Кроме того, я научился выдерживать паузу, прежде чем ответить, когда со мной заводят разговор. Я научился отвечать в такой манере, которая лишь слегка отдавала чудаковатостью, но не пугала своей странностью. Теперь, если ко мне обращались: «Привет, Джон! Как дела? Как поживаете?», я уже мог ответить: «Привет, Боб! Неплохо, а вы?» – вместо «Я недавно читал о новых дизельных моторах, которые компания „Америкэн Президент Лайнс“ собирается устанавливать на новые грузовые суда. Новая электронная система управления моторами – это нечто потрясающее».

Я приучил себя запоминать, что происходит в окружении моих друзей. Когда я встречаю знакомого, с которым некоторое время не виделся, то иногда вспоминаю, что надо спросить: «Как там у Мэлори учеба в колледже?» или «Вашу маму уже выписали из больницы?» В этой области натренироваться оказалось непросто, но я делаю успехи.

Такие перемены колоссально улучшили отношение окружающих ко мне. Теперь я уже не считаюсь психом – в глазах окружающих я стал просто чудаком. И позвольте вас заверить, чудаком считаться гораздо приятнее.

Узнав, что такое синдром Аспергера, я извлек из новых познаний и другие преимущества. Как я уже упоминал, раньше меня все время преследовало ощущение, будто я – обманщик, которого вот-вот разоблачат и вышвырнут к отбросам общества. А обманщиком и жуликом я себя ощущал по той причине, что не умел и не мог ничего делать «как нормальные люди». Я не окончил школу, не мог сделать карьеру, методично поднимаясь от одной ступеньки к другой, не мог «соответствовать стандартам», «вести себя, как полагается», «жить по правилам». А я всегда игнорировал правила.

По этим самым причинам я всегда ощущал себя жуликом, а не полноправным членом общества. Теперь, когда я знаю и понимаю, что такое синдром Аспергера, все эти отрицательные чувства в основном исчезли.

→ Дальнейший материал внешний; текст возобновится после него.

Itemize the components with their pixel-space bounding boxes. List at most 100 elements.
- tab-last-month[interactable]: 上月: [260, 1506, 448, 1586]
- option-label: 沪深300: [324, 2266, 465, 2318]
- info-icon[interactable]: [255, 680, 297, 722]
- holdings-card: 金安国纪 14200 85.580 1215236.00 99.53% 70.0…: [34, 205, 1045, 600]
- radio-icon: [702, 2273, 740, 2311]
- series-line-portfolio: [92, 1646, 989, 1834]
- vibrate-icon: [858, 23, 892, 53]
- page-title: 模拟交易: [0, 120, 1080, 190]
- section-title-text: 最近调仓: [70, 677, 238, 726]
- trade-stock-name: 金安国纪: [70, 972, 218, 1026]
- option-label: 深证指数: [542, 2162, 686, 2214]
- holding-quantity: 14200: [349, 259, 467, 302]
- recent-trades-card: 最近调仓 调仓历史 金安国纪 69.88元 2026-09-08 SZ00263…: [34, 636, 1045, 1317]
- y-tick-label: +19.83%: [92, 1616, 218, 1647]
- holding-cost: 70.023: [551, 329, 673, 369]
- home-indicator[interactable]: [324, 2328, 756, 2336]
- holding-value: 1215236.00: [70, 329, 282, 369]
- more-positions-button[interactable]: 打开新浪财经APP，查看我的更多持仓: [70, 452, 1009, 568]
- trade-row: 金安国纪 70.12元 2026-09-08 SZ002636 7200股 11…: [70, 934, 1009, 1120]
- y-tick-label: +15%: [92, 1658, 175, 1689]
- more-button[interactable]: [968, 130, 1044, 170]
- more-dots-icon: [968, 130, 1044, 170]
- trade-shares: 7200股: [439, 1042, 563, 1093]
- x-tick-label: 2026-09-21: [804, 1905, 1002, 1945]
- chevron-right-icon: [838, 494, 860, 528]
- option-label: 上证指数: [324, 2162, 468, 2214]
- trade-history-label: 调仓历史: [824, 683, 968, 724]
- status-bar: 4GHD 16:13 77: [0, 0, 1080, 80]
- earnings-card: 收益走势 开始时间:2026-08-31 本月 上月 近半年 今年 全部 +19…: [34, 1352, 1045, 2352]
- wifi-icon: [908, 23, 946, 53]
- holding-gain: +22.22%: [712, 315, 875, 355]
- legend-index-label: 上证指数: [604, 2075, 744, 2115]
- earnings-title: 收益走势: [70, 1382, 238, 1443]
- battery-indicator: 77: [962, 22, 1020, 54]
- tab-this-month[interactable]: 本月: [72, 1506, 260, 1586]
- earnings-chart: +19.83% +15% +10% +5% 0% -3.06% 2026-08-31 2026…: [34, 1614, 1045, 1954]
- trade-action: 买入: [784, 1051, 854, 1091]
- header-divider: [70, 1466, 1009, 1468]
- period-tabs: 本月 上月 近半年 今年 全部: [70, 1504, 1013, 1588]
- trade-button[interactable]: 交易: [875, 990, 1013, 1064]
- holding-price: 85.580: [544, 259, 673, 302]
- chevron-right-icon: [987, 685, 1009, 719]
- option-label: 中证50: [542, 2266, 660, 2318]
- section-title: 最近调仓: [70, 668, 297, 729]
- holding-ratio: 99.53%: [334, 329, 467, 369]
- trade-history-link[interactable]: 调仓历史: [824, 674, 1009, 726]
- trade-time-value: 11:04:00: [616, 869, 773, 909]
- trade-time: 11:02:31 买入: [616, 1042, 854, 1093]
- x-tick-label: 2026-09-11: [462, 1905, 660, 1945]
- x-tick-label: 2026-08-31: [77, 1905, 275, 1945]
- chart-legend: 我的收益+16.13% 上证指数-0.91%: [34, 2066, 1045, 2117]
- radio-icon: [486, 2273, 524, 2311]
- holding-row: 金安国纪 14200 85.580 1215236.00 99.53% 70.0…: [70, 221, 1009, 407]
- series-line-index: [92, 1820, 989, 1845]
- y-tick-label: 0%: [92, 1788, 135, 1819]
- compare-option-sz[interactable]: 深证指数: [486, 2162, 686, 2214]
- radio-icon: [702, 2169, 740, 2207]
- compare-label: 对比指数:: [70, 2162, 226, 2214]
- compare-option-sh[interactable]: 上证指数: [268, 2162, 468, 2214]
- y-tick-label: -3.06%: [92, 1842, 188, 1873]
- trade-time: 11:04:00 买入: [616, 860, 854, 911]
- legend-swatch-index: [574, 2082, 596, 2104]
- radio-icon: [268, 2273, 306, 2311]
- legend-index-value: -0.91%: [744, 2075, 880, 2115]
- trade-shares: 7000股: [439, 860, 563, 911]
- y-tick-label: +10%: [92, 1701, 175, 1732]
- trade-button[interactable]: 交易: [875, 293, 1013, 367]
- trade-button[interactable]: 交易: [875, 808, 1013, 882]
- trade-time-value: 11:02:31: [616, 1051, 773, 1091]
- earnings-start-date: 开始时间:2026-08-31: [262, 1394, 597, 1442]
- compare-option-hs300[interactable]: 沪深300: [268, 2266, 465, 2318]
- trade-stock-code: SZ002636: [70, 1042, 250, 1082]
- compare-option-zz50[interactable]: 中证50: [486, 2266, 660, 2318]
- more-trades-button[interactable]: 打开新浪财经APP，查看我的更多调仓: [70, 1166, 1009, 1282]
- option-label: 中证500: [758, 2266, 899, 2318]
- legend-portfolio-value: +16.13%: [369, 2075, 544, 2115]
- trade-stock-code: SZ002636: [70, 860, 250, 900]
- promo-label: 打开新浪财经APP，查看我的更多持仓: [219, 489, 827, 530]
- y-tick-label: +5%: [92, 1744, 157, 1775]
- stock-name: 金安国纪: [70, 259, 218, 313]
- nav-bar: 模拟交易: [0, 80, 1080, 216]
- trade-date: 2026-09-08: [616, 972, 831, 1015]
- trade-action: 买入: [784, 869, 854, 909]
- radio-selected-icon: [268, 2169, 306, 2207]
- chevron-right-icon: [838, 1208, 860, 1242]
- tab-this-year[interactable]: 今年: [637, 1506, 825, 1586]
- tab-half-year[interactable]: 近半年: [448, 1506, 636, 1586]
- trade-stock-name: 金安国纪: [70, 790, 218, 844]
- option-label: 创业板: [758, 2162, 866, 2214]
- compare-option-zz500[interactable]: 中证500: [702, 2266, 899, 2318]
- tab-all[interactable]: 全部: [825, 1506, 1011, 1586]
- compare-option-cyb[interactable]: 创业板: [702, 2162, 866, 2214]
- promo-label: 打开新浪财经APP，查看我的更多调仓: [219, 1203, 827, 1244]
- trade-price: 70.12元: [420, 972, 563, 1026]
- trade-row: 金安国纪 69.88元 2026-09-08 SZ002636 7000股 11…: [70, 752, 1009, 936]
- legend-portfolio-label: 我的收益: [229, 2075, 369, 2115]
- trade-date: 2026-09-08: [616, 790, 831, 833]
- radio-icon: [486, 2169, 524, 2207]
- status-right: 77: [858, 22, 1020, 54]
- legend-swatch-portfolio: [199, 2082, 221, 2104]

Теперь я уверен, что полученные знания – подлинные. Когда я работал инженером, подлинным был мой талант создавать усилители с прекрасным звуком и прочие звуковые эффекты. Способность придумывать световые эффекты тоже была из разряда подлинного, настоящего. Теперь, став старше, я понимаю, какая же редкость – такие способности.

На свете есть множество людей, чья жизнь однообразна, подчинена правилам и полностью определяется рутиной. Таким людям со мной, наверно, было бы неуютно, потому что я не вписываюсь в стандарты и не стремлюсь им соответствовать. К счастью, на свете полно и людей, которым важны результаты, а не соответствие правилам и косным канонам. И вот они-то обычно рады общению со мной, потому что из-за синдрома Аспергера я всегда становлюсь знатоком в любой области, которая меня заинтересовала – докапываюсь до сути и набираюсь познаний. А благодаря основательным познаниям я достигаю хороших результатов.

Итак, я вовсе не дефективный и не ущербный. По сути дела, в последнее время я все больше убеждаюсь, что мы, аспергерианцы, лучше нормальных людей! И, похоже, ученые со мной согласны: судя по свежим научным исследованиям, многие ученые считают, что без крупицы синдрома Аспергера творческого гения не бывает.